Sunday, February 7, 2016

A Day at the Museum


It's a chilly Saturday in February. Luckily New York City has lots of great indoor fun. Yesterday, my friends and I decided to go to the world-famous Natural History Museum in Manhattan's Upper West Side. It's a great place for fans of science, nature, meteors, dinosaurs, Teddy Roosevelt or J.D. Salinger's Catcher in the Rye

"The best thing, though, in that museum was that everything always stayed right where it was. Nobody'd move. You could go there a hundred thousand times, and that Eskimo would still be just finished catching those two fish, the birds would still be on their way south, the deers would still be drinking out of that water hole […]. Nobody'd be different. The only thing that would be different would be you. Not that you'd be so much older or anything. It wouldn't be that exactly. You'd just be different, that's all. You'd have an overcoat on this time. Or that kid that was your partner in line last time had got scarlet fever and you'd have a new partner. Or you'd have a substitute taking the class, instead of Miss Aigletinger. Or you'd heard your mother and father having a terrific fight in the bathroom. Or you'd just passed by one of those puddles in the street with gasoline rainbows in them. I mean you'd be different in some way – I can't explain what I mean. And even if I could, I'm not sure I'd feel like it." -Holden Caulfield. 

Apparently, Holden never realized that they have seasonal and travelling exhibits. That Holden, he's such a phony. 



Okay, you might be wondering why I'm wearing a yellow arm band. No, I'm not a 4th Reich supporter nor am trying to raise awareness for jaundice. Actually, my friends and I had an idea to spend a cold February playing hide and seek in the museum. It was really fun, and despite the size of the rooms, it's actually pretty challenging to find places to hide. The arm bands were for friends who didn't know each other too well would still be able to identify who's playing the game. 

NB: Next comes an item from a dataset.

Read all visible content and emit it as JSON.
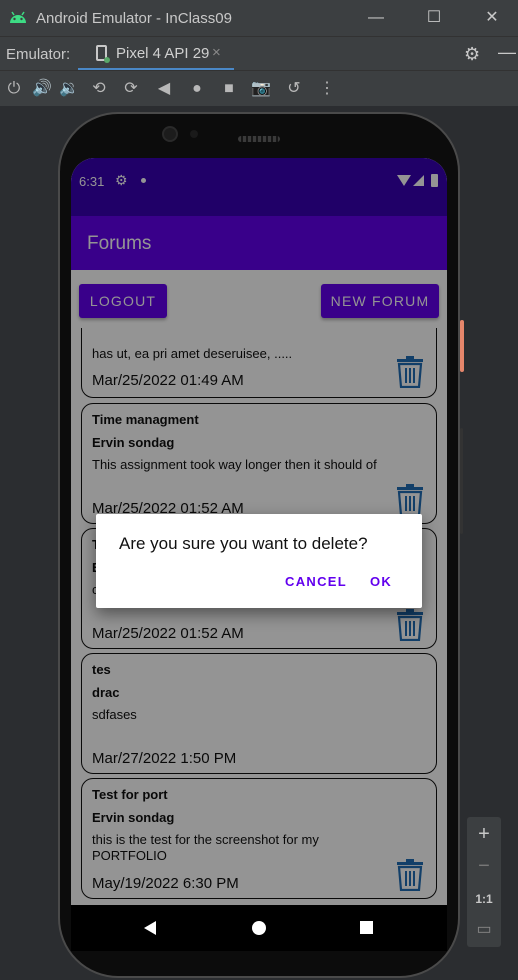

No matter how many times I visit the Hayden Planetarium, I never seen to run into Neil DeGrasse Tyson. Though we did see Paul Giamatti on the subway. But that doesn't count. I see Paul Giamatti all the time. He lives in my neighborhood. He and Bjork. Not together obviously.


The only downside to spending our time at the museum playing hide and seek for grown ups was that we didn't get to spend much time exploring what is an amazing museum. It's one of my favorite places in NYC. You can spend hours and hours and not see everything. It's fantastic. Sadly, the Marine Life exhibit, with the famous whale, was closed. I was so upset. It's not only my favorite part of the museum,  but I was also hoping for some blue whale selfies. 


Instead, he's me with some Aztec temple model selfies. Not as cool as a blue whale. Ah well, I'll have to go back. Yeah, I took a bunch of selfies, mostly because I was just taking photos while trying to stay hidden, plus I didn't want to bust out my real camera since the flash probably isn't allowed in the museum. 


Us doing the Law & Order / Right Stuff walk to celebrate our hide and seek success. It's such a fun game and I look forward to playing again soon. Maybe there, maybe the Met, maybe Central Park when it gets a little warmer. 

The museum was fun. While, I'm super comfortable being out as a woman in public, even in really busy public places, the museum still made me a little busy. Mostly, I think I passed pretty well. I did get a couple looks, but I'm not 100% sure they were "tranny" looks and not just looks. I definitely got gendered correctly the whole time with plenty of people calling us "ladies" and "ma'am" or "miss" or "her" and whatnot. So, I felt good. I just being out.